It’s coming up roses for Call of Duty Black Ops, to hear most people tell it the morning of its release. Activision’s newest first-person arsenal of ballistic bloodletting launched at midnight, ostensibly assuaging tens of thousands of franchise devotees who’d pre-ordered the game. GameStop alone held some 4,408 stores open. Three of those near me, in a modestly populated city, tallied more than 1,000 copies reserved.

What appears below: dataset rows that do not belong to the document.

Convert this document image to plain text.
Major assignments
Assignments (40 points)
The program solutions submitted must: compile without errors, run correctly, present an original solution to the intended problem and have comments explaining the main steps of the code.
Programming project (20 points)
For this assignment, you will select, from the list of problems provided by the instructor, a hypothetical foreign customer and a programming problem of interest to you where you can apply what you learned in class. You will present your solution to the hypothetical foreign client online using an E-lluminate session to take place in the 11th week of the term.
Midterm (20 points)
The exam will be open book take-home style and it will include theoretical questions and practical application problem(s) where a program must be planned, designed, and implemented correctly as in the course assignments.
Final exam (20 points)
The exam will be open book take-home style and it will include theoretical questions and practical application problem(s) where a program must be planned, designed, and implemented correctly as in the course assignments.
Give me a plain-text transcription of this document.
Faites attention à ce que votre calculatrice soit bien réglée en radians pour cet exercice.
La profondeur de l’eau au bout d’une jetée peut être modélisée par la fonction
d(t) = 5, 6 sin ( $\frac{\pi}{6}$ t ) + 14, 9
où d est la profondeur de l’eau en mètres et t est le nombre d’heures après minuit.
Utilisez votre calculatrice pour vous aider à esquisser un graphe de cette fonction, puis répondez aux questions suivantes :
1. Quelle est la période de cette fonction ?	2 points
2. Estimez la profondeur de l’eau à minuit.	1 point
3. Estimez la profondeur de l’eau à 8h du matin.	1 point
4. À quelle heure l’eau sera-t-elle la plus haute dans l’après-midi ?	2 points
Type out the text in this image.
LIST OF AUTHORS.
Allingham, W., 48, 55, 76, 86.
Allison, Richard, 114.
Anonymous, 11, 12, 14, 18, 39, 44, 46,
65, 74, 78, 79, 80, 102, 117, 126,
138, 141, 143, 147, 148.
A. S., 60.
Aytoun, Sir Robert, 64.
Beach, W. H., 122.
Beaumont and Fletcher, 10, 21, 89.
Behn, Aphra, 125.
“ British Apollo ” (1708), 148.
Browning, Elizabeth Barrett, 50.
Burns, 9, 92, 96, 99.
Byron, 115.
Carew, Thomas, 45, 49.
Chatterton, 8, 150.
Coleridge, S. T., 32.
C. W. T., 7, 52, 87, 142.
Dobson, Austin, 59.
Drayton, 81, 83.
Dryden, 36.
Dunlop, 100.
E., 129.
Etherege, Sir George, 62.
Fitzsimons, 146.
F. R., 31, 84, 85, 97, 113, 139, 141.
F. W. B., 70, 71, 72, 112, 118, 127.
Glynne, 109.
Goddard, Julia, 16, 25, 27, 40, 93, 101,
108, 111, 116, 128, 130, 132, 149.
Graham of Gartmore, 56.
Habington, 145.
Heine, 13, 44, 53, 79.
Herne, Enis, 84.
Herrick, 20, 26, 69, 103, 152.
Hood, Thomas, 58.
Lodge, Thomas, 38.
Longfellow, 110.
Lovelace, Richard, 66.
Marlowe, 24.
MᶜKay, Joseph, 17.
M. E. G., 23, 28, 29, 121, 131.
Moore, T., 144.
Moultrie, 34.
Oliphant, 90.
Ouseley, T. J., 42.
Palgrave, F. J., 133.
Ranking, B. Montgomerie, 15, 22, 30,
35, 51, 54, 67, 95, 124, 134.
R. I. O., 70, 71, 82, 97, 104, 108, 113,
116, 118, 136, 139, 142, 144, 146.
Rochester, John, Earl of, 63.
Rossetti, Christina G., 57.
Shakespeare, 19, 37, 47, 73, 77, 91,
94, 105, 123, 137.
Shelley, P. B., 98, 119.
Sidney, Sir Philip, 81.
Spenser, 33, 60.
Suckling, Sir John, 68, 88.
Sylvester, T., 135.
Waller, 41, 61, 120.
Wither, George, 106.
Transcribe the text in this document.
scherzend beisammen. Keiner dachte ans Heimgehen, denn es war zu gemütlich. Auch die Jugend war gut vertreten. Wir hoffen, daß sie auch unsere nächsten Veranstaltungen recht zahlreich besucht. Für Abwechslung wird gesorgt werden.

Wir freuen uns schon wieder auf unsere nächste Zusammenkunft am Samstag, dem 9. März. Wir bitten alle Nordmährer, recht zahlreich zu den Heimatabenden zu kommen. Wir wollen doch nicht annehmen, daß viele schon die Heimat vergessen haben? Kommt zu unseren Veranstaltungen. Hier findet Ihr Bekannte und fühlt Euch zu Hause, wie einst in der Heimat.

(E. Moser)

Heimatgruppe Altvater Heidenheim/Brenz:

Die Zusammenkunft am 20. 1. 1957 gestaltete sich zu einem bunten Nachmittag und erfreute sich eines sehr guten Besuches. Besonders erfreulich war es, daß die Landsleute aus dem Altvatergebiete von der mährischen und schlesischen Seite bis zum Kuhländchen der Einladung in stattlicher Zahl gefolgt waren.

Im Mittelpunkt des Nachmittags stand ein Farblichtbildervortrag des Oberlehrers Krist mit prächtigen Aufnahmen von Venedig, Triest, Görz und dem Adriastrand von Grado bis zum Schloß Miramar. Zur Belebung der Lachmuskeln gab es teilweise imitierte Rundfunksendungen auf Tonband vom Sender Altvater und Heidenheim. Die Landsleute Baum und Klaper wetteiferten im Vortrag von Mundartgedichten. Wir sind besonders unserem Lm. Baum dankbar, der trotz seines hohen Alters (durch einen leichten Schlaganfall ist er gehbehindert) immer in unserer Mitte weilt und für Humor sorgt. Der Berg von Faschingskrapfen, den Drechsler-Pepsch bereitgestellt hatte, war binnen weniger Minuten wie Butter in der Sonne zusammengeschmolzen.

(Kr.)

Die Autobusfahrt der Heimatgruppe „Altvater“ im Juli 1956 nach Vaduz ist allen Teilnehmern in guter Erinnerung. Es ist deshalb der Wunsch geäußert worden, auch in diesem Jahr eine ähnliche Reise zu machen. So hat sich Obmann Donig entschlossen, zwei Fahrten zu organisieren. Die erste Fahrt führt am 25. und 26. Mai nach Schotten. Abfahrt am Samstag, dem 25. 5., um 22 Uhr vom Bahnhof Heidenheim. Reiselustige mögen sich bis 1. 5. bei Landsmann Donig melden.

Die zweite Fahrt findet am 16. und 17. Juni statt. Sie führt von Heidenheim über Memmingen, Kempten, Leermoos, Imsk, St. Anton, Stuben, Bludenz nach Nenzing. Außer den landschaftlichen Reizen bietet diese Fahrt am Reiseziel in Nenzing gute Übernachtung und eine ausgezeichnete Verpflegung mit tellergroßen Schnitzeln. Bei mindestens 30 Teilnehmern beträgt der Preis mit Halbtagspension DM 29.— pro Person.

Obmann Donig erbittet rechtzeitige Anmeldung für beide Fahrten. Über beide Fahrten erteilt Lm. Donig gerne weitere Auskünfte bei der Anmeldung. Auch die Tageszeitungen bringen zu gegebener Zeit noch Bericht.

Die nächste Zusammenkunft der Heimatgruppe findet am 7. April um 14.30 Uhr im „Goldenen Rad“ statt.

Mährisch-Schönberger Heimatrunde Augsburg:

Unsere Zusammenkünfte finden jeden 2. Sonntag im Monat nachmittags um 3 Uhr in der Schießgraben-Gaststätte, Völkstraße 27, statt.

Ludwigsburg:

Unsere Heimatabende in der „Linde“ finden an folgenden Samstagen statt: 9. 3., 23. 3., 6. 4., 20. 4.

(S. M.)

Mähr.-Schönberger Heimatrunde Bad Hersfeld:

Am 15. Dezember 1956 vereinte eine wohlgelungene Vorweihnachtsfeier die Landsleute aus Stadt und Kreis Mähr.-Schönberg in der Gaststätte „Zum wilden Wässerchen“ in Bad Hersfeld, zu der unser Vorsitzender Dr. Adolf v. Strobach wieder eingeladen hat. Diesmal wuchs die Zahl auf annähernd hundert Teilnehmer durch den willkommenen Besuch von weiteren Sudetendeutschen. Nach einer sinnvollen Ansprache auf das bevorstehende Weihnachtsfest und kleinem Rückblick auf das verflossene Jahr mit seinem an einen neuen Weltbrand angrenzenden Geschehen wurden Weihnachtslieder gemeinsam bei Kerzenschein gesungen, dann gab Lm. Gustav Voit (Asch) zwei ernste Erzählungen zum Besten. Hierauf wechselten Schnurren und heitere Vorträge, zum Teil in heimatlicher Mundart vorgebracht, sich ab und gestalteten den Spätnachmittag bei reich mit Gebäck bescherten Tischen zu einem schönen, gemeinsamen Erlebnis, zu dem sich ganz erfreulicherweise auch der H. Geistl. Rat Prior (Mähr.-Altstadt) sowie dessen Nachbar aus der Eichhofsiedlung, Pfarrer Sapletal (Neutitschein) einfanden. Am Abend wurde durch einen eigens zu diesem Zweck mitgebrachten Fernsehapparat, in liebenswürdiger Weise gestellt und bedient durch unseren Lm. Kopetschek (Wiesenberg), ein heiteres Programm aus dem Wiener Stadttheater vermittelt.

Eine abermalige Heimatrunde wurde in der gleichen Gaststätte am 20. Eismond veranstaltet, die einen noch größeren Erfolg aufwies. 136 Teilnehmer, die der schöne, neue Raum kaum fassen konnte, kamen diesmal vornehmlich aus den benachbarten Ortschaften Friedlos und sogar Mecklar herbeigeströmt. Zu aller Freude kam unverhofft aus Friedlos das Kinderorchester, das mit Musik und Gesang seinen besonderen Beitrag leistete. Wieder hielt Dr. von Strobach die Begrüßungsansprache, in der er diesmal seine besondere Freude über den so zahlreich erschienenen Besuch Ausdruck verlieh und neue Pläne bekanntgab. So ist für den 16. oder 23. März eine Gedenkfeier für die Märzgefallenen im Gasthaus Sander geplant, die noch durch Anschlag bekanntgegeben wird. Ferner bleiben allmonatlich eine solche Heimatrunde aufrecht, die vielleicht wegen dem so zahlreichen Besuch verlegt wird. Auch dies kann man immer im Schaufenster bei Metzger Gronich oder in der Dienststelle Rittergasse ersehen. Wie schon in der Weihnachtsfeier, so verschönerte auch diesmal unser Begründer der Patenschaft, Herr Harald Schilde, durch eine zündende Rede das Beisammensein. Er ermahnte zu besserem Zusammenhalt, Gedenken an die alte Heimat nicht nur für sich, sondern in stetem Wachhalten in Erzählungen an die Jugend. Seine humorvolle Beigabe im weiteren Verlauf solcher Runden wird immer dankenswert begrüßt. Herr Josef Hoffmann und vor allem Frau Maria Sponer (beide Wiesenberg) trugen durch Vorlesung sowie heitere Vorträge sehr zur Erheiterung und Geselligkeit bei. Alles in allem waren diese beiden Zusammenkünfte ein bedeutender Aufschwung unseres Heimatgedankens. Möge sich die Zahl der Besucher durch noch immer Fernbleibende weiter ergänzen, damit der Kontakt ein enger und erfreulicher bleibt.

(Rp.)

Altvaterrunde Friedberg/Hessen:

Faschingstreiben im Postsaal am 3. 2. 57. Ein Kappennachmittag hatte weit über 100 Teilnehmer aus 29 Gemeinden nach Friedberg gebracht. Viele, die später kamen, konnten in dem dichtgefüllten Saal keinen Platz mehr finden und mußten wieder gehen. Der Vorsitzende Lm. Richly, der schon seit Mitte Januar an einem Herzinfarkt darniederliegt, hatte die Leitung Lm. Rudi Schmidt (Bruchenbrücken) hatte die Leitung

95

“The story is the best I’ve ever seen from a Call of Duty game,” declares IGN. “Couple both of those substantial offerings with more Zombie content than some full-fledged zombie games and Black Ops is certainly worth your time, even if you aren’t already a fan of the series.”
“To put it simply, Call Of Duty: Black Ops is superb,” says Telegraph. “The experience of playing the game, thanks to the modified World At War engine, is comparable to the best in what the franchise has had to offer up until now.”
“As a reviewer, I try hard to avoid hyperbole, but it’s difficult not to call Black Ops the ‘best Call of Duty ever’ simply because it’s the ultimate refinement of the franchise formula,” claims GamePro, citing an “interesting single-player narrative” and praising “a multiplayer component brimming over with content.”
“I admit I had my doubts about Black Ops,” writes Game Chronicles. “It seemed that Modern Warfare 2 was going to be impossible to top, but Treyarch has come in and trounced that game in every possible way.”
Treyarch’s probably doing backflips and lutzes to hear sentiments like “best” and “trounced” used respectively in sentences alongside “Black Ops” and “prior games in the series.” We’re talking about a developer that badly loused up Call of Duty 3, and who–before Call of Duty 5 somewhat rehabilitated their reputation–you probably knew best for all those thoroughly inconsistent Spiderman games (though older gamers may remember Treyarch for their better Tony Hawk Dreamcast freestylers).
It’s also interesting to see such strong positive reaction in light of all the ignominy surrounding Infinity Ward, Activision, and Treyarch recently. Remember the nastiness that spilled out when Infinity Ward public relations flak Robert Taylor Bowling took aim at Activision producer Noah Heller for subtly sniping Infinity Ward around Call of Duty 5’s debut? And who could forget the legal melodrama that erupted (and is, in fact, still erupting) when Activision fired Infinity Ward bigwigs Jason West and Vincent Zampella for allegedly breaching contract and cozying up to another studio on the sly?
Of course popular franchises have saturation points, and The Guardian waxes philosophic when it calls Black Ops “quite probably…the pinnacle of the linear military shooter experience,” while wondering presciently “where the sub-genre can go from here.”
“Treyarch’s game is exhilarating and beautifully orchestrated, but it feels like a full-stop, it needs to be a full-stop, because toward the end of the campaign, bombardment fatigue begins to set in,” opines the reviewer. “As CoD players we have travelled the world, killing people, following orders, hunting down madmen … many of us have had enough. Call of Duty should go out on a high, or at least come back totally re-invented.”
I’m down with that–look at what Square Enix’s done with the Final Fantasy series over the years–but also pessimistic enough to doubt whether reinvention and the kind of franchise mega-sales Call of Duty currently taps for a corporation the size of Activision could ever go hand in hand.